Even at the level of simple prose, he’s entirely helpless. Here’s a typical passage from The Case of the 16 Beans:

The door now opened, revealing, as it did so, a strange figure — a half-man, no less, seated on a “rollerskate” cart! — framed against the bit of outer hallway. But no ordinary half-man this, for he was a Chinaman; quite legless, indeed, so far as the presence of even upper leg stumps went; but amply provided with locomotion, of the gliding kind, anyway, in the matter of the unusually generous rubber-tired wheels under the platform cart.

There’s even an appreciation society now, which is fortunate, because most of Keeler’s numerous works are now out of print. In 1942, the New York Times wrote, “We are drawn to the unescapable conclusion that Mr. Keeler writes his peculiar novels merely to satisfy his own undisciplined urge for creative joy.” Amen.

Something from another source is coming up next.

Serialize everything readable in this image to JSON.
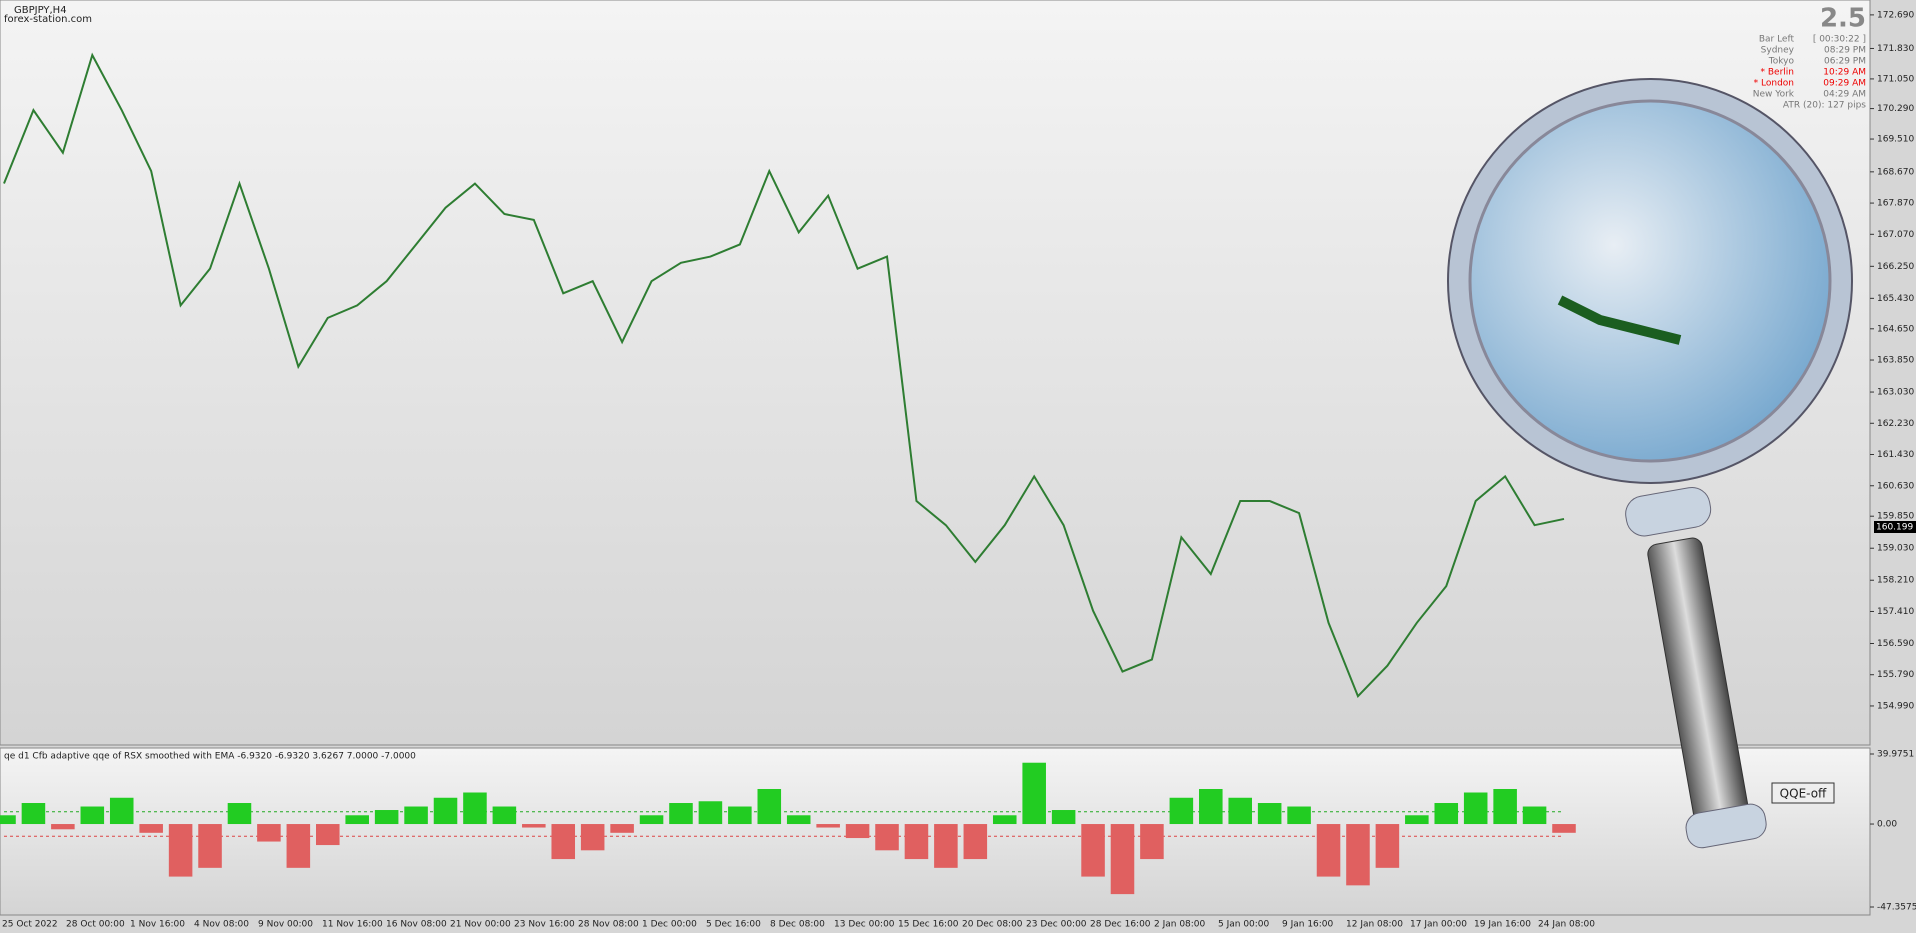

The First Blast of the Trumpet

The First Blast of the Trumpet Against the Monstrous Regiment of Women (1558) may be the most misogynistic screed ever written:

For who can denie but it is repugneth to nature, that the blind shall be appointed to leade and conduct such as do see? That the weake, the sicke and impotent persons shall norishe and kepe the hole and strong? And finallie, that the foolishe, madde and phrenetike shal governe the discrete and give counsel to such as be sober of mind. And such be al women, compared unto man in bearing of authoritie. For their sight in civile regiment is but blindness; their strength, weaknes; their counsel, foolishnes; and judgment, phrensie, if it be rightlie considered.

That’s ironic, because the author’s real beef was religious: John Knox opposed female sovereigns like Mary, Queen of Scots, and Mary Tudor because of their Catholicism. When Elizabeth Tudor succeeded Mary, his plan backfired — she was sympathetic to his cause, but offended at his words. Hell hath no fury.